Health Market Science
Business description: A leading data and data analytics provider serving every segment of health care including: pharmaceutical manufacturers, biotechs, device manufacturers, payers, providers and pharmacies of every size
Securities purchased: Common stock (all HMS shareholders hold only common stock)
Seller motivation: An executive and an angel group contacted us through an outside board member (who had worked closely with us in the past) about selling a portion of their shares. Due diligence revealed that two distinct shareholder groups existed: the larger, favoring a near-term sale and the smaller (predominantly the sole institutional investor Edison Venture Fund) favoring a continued growth path and a three-plus year exit horizon. We worked closely with Edison to organize a recapitalization that included participation by Edison, ourselves, various Edison LPs and Comerica Bank.
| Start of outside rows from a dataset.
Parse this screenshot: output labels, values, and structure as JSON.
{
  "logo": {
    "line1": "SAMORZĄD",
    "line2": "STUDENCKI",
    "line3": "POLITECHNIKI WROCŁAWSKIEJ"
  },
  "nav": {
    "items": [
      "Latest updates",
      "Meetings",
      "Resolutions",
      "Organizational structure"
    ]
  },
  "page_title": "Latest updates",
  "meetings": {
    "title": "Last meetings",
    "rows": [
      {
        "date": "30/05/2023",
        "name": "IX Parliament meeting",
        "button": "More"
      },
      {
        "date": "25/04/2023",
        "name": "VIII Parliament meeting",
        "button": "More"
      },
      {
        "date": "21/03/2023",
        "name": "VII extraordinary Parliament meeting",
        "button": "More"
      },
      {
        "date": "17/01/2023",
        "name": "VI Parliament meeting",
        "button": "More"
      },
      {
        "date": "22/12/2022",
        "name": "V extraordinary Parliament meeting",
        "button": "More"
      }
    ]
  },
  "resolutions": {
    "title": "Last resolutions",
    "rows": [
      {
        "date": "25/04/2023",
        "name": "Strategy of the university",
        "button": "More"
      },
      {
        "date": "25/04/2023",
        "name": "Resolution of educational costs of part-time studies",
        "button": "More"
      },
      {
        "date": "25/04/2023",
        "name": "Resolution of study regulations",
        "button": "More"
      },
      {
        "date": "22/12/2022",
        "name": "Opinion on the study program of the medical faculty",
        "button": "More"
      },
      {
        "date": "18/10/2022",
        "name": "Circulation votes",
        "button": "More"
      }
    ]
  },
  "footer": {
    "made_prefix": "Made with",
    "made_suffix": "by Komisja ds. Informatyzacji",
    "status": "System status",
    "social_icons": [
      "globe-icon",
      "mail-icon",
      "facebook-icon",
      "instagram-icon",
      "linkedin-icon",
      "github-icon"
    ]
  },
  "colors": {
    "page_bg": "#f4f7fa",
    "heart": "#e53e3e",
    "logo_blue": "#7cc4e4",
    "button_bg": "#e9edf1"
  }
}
Co-investor in our transaction: Credit Suisse
Prior venture capital investors: Edison Venture Fund
Benefits to company and prior investors: The recapitalization properly aligned shareholder interests with respect to exit timing, as well as risk, R&D, sales and marketing expenditures and new initiatives. The new control group was also able to effect management changes geared to a substantial growth plan.
ANDA Networks
Business description: A leading provider of carrier-class solutions for fiber-and copper-based access networks worldwide
Securities purchased: Common stock (most ANDA investors hold only common stock)
Seller motivation: We targeted ANDA for investment and worked with management to identify potential sellers. An angel investor, who had been invested since 1999, sought partial liquidity to fund his share of a dilutive round in another portfolio company. He also sought to avoid lock-up restrictions in ANDA’s possible IPO. He sold approximately 20% of his holdings.
Co-investor in our transaction: None
Prior venture capital investors: Highland, Venrock
Benefits to company and prior investors: Due to our familiarity with ANDA's CEO and venture syndicate, we were afforded access to the company and forged a strong working relationship. Accordingly, ANDA welcomed our involvement.
Intechra
Business description: One of the world’s leading information technology asset disposition companies
Securities purchased: Preferred stock and bridge note
Seller motivation: An angel investor had invested 10 percent of his fund in a preferred stock round. Continued company growth and acquisitions required his participation in subsequent bridge financings. The seller decided to reduce his position (and his share of future rounds) to enable an investment in another portfolio company facing a new round. Existing institutional investors sought to preserve dry powder for future rounds and waived rights of first refusal.
Co-investor in our transaction: SJF Ventures
Prior venture capital investors: Chrysalis, First Avenue, Oxford, Richland, SJF
Benefits to company and prior investors: The transaction replaced an overextended angel investor with investors that bring domain expertise and capital to participate in future rounds to support acquisitions.